Why WHY Matters Part 2: The Two Things That All Leaders Need

Last week, I wrote about Simon Sinek’s Ted Talk and book, “Start with Why: How Great Leaders Inspire Everyone to Take Action,” and specifically the challenge some nonprofits and NGOs face when balancing the need to properly define the problem and starting with WHY. However, the key focus of Sinek’s book was not organizations, but rather the leaders who shape the WHY.

Why?In the Afterword of his book, Sinek states that, “All leaders must have two things: they must have a vision of the world that does not exist and they must have the ability to communicate it,”(227).

The first thing a leader needs is to have a vision of the world that does not yet exist. This is the WHY. There is a challenge that needs to be addressed—something that is not right, something that is missing, something that could be better. Think about the leaders that the world admires: Martin Luther King Jr., Mahatma Gandhi, Nelson Mandela, Malala Yousafzai, Abraham Lincoln. Each had a vision of a world where things were better, where things were freer, where things were more equal and just. This is the WHY—the vision and mission that connects with people to the point where they are not only willing, but eager to be part of the work.

But what about this second piece: the ability to communicate the vision. Why is having the vision not enough to be an effective leader? The answer is that one person is often not enough to take that vision to the next stage. It takes other people—be they employees, customers, students, partners, donors, or constituents—to make a vision real. And a vision needs a voice to become more than one person’s idea. The charge of leadership is to inspire those people who matter most to making that vision become a reality to take up the cause as their own.

This means that there is a premium on communication skills for those in positions of leadership. Leaders are often judged not merely for their actions, but for the way they communicate about those actions to their stakeholders. And communication skills do not always come as naturally as the vision does.
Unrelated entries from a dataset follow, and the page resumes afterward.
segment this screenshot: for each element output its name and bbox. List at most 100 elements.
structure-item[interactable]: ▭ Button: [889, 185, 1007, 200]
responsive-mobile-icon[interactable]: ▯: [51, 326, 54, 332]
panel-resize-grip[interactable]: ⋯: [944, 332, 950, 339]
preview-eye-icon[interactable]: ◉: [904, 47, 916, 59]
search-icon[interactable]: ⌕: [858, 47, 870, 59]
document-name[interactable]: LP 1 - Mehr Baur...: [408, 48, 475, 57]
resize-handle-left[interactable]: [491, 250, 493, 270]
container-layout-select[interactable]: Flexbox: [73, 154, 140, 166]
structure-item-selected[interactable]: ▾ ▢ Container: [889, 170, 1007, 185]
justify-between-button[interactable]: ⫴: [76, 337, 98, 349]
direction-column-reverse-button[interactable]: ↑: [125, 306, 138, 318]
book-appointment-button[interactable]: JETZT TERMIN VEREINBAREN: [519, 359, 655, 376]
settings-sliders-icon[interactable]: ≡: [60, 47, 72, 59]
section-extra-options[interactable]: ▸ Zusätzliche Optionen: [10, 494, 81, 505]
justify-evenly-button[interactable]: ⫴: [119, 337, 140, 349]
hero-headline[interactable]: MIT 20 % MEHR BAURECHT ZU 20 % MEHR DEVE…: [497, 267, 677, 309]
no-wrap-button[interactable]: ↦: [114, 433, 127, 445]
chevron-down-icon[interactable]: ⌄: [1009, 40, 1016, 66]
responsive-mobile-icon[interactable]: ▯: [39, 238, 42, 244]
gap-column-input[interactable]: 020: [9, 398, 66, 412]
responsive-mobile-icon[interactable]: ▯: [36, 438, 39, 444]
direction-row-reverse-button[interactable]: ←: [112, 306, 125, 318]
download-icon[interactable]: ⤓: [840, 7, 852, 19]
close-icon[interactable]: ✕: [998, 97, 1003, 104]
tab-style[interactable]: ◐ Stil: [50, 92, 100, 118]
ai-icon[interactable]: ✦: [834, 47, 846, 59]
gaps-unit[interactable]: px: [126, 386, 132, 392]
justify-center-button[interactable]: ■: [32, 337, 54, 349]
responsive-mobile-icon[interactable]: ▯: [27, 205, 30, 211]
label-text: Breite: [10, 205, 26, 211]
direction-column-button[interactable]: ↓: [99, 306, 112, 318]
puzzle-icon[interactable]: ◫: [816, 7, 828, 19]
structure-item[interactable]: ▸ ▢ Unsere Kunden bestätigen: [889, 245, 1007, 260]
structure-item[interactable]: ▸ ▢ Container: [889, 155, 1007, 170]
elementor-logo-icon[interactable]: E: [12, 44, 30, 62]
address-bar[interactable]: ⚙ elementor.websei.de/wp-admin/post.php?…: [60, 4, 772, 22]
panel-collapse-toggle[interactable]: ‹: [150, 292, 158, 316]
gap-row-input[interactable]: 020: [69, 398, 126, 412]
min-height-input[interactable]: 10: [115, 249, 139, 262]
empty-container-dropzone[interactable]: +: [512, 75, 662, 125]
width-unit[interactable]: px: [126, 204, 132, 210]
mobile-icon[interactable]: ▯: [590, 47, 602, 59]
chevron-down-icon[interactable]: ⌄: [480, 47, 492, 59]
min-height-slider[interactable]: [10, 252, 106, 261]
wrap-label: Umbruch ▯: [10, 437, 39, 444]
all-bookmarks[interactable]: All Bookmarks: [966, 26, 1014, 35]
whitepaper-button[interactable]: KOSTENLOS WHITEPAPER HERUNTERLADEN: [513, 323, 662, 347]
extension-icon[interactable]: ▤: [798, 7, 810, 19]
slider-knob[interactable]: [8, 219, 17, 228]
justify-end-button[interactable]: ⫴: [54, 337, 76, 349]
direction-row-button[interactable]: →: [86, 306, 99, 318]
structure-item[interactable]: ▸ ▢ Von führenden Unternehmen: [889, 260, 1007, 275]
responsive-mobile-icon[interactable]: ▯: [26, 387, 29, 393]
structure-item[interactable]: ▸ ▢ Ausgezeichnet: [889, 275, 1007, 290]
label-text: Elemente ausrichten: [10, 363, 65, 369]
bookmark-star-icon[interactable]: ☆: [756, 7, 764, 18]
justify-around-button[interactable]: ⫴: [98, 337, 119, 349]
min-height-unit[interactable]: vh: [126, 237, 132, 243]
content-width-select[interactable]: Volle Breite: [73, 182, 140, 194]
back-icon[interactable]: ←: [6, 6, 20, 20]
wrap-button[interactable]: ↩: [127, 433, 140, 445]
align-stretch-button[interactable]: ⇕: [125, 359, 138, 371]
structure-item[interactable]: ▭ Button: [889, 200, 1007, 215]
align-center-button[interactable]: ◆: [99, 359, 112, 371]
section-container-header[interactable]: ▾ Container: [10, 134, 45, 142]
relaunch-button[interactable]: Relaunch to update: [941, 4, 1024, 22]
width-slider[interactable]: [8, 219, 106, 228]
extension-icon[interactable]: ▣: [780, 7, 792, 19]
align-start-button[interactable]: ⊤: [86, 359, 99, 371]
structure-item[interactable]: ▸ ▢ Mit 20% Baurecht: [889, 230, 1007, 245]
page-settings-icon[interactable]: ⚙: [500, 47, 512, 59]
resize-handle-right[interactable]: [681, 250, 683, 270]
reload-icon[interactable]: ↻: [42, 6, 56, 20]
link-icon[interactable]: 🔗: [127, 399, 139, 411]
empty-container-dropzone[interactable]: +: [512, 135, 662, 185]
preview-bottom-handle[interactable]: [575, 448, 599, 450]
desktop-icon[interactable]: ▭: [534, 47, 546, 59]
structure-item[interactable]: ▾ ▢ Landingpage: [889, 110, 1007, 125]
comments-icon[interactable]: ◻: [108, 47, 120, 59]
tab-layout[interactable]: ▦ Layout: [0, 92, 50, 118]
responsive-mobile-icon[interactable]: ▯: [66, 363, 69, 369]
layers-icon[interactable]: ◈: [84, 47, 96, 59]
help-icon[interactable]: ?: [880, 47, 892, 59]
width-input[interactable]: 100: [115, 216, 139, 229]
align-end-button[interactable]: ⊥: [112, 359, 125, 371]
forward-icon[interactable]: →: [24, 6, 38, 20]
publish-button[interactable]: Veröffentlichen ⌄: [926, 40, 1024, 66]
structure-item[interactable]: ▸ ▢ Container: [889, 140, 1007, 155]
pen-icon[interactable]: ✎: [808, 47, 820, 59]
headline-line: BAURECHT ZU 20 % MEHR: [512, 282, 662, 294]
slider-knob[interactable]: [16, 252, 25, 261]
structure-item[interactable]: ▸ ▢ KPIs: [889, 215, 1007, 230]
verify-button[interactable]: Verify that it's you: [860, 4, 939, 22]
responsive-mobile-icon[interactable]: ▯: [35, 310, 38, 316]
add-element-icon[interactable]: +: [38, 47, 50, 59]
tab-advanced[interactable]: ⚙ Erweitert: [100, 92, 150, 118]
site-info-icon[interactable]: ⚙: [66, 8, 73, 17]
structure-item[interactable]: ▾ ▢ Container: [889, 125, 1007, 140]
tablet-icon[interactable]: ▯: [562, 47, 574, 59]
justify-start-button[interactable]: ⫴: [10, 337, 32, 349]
Fred Astaire, the renowned ballroom dancing legend, once said, “Some people seem to think that good dancers are born. All of the good dancers I’ve known have been taught or trained.” I am a dancer, and I know this statement is true. But I have also found that this principle applies to communication: Some people seem to think that good communicators are born. All of the good communicators I’ve known have been taught or trained.

Leaders cannot merely have the vision. They must also have the ability to communicate that vision. And those in positions of leadership need to do the work to develop the ability to communicate their vision if they want to inspire people to action and bring that vision to life.